= 2024 Southern Ute Gasoline Spill =

Colorado gas spill

The 2024 Southern Ute Gasoline Spill (also known as La Plata County gasoline spill incident) occurred on December 5, 2024, when approximately 97,000 gallons (544 barrels) of refined, unleaded gasoline leaked from an underground pipeline owned by Enterprise Products on the Florida Mesa in La Plata County, Colorado. It is the largest gasoline spill in Colorado since 2019.

== Spill ==
The spill took place on fee land located within the boundaries of the Southern Ute Indian Tribe reservation. It resulted in the contamination of dirt and drinking water wells. Enterprise paid for some residents to be temporarily relocated due to the contamination, but did not reveal what led to the spill and refused to answer questions from the press. The spill originated from a section of Enterprise Products' Mid-America Pipeline System, which runs from Hobbs, New Mexico, north through New Mexico, Colorado, Utah, and Wyoming.

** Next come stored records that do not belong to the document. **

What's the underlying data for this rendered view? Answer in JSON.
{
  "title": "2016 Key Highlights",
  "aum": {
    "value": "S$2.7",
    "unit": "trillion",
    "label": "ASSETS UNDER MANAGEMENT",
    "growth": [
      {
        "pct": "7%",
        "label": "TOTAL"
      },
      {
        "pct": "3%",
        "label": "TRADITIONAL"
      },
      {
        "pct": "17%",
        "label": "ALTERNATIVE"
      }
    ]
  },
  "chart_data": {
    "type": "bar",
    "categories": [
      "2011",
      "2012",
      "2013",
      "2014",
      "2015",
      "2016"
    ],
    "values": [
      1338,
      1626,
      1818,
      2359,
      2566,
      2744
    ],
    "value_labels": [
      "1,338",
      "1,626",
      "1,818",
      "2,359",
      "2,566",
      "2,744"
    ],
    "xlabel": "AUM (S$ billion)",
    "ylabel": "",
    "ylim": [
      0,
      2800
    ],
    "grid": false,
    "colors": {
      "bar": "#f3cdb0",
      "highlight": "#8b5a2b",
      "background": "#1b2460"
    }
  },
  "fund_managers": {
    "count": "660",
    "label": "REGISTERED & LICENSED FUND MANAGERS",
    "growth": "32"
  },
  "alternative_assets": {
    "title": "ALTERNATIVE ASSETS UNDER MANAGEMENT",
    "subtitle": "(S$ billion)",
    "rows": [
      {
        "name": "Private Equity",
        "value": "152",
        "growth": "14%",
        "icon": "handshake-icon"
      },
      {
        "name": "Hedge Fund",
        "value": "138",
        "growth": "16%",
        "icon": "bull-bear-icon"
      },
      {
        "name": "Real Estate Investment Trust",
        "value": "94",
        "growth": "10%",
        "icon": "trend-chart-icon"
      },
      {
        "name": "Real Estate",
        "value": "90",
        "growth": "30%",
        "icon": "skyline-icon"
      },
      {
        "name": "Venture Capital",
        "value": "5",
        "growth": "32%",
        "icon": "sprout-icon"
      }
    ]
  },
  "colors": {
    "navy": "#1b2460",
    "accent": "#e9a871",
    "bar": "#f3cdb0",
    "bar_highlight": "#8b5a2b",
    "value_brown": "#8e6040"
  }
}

The pipeline was constructed in the 1980s but the project to convert it to carry refined gasoline was completed in 2024. Enterprise had SCADA and computational pipeline monitoring leak detection systems in place, which were operational, but neither system detected the leak. Industry experts stated it was normal for these system to fail to detect a leak of this size. Instead, the leak was reported by a neighbor and the pipeline was manually shut down 26 minutes later. Originally, Enterprise estimated 22,900 gallons of gasoline was spilled. However they updated their estimate to 97,000 gallons after cleaning up 20,000 gallons. This is the largest spill since Colorado began tracking their size in 2016.

Rainbow Springs Trout Farm, located a few miles from the spill site, reported an unprecedented die-off of approximately 80,000 trout fingerlings around December 10, 2024. Samples from the farm's spring did not show contamination at the time they were taken, and Enterprise reportedly refused to compensate for the estimated $100,000 loss.

==Clean up==
Cleanup and remediation efforts are ongoing, primarily conducted by Enterprise Products under the oversight of Colorado Department of Public Health and Environment (CDPHE). However, Southern Ute Chairman Melvin Baker said that Enterprise is not acting swiftly enough. He pointed out that CDPHE did not send anyone to inspect the site until May 1, 2025. He emphasized how Enterprise's focus on addressing immediate property damage contrasted with the Tribe's perspective as stewards of the land; damages to wildlife and vegetation represent long-lasting impacts not being fully accounted for or respected by Enterprise. CDPHE expects that responding to the spill will take years. By the end of August 20,000 gallons had been recovered. The federal Environmental Protection Agency began joint monitoring of the clean up in 2025.